When I ask others about their first kiss, they follow it up with a question: my real first kiss or the first time I was kissed? They tell their playground kiss stories with blushed cheeks: Josh kissed me while playing hide and seek in the third grade. What follows is a kiss they received four or five years later: a kiss shared between two teenagers. Much like my kiss with Finney, their kiss is awkward, confusing, and unpleasant for the reasons first kisses are supposed to be unpleasant.
To achieve what we currently consider consent, one has to be of right mind and body. If we are to consider “right mind” to be a requirement when defining consent, to what measure do societal ideals embedded in our consciousness impact our ability to make these choices? If individuals are conditioned to view sex as an expectation and requirement in successful relationships, are they still capable of providing true consent?
My first year of marriage was a learning experience. My mother, always hopeful for grandchildren, asked me if I was still taking birth control. No, I answered. Elated, she asked if I changed my mind about children. I told her, no, and mistakenly followed that with the explanation: “we just don’t really have sex very often.”
Now, this is not to say that my husband and I were not intimate. I’ve shared the most sacred moments of my life with him; he knows me better than anyone ever could. However, once I revealed this fact to my mother, she informed me that: “if he isn’t getting it from you, he is getting it from someone else.”
I brought it to the attention of my husband: “we don’t have sex enough.” We worked out plans and schedules.
Sex was a ritual. First, there was the removal of garments: slow and confusing. I’d undo my bra while he’d kiss my collarbone and his lips would descend. I’d struggle with his belt, tugging at it until he finally removed it himself. He’d shuffle awkwardly as he slid his pants and boxers off. I’d stay clothed as long as possible, my underwear still on while his fingers would reach underneath. Every move was strategic and robotic. First this, then that.
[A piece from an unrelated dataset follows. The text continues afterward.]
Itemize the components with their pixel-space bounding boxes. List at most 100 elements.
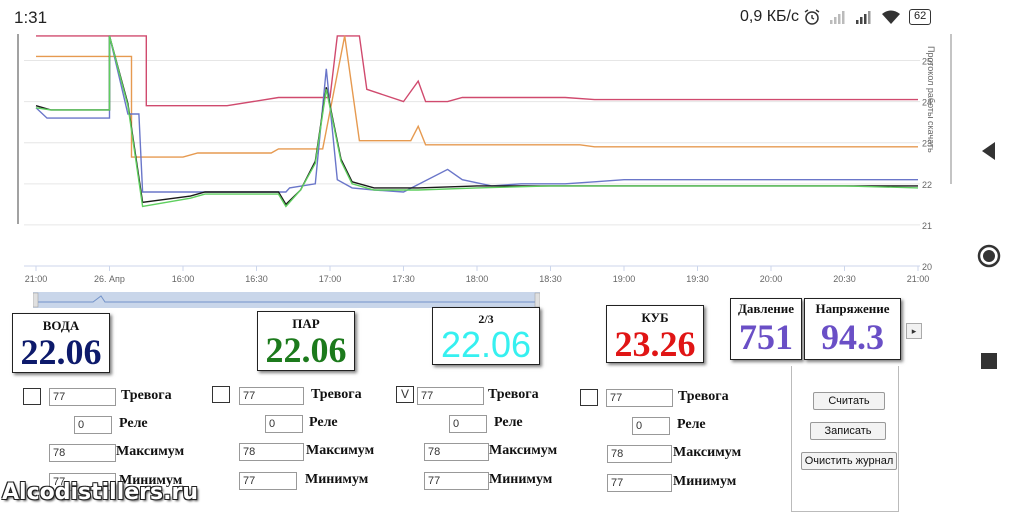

Once all clothing was removed, I’d go down on him and vice versa. Eventually, the final act, him climbing on top of me, his weight suffocating, the bed forming to the curves of my body, the sound of the spring and headboard with each thrust. The sigh of relief when he finished. Laying in the bed alone as he disappeared with the condom still hanging from his fingers. My body: raw and exposed.
When he returned, I’d always smile. A sexy smile; devious, as if what we just did was secret and depraved. It wasn’t that we didn’t enjoy sex or each other, but we found we were able to be intimate in ways besides intercourse. The only reason this felt wrong was because society was telling us it was wrong — Cosmo magazine, my friends, and my family were all offering morsels of advice on how to improve my broken marriage. My friends blamed it on my husband’s depression. My mom thought he was cheating. He thought something was wrong with him. I thought there was something wrong with me. The issue was that there wasn’t an issue. As we know, successful relationships are measured by more complex things than fulfilled sex quotas.
As we begin to define consent and its extremities, we are beginning to learn that the definition is not cut and dry. I say this not to defend a grey area of consent, but to argue the inability to give full sexual consent without first deconstructing embedded ideas about sex.
When I discuss my real first kiss – the one where the eleven-year-old with more acne than she had breasts was coerced into a kiss she did not want – the definition of consent is clear: I did not consent to that kiss. When I consider the multitude of sexual acts I took part in because I felt I was expected to, I have to question if those acts were consented to. Misogyny runs deep in everyone’s veins; it still runs thick and coarse in mine.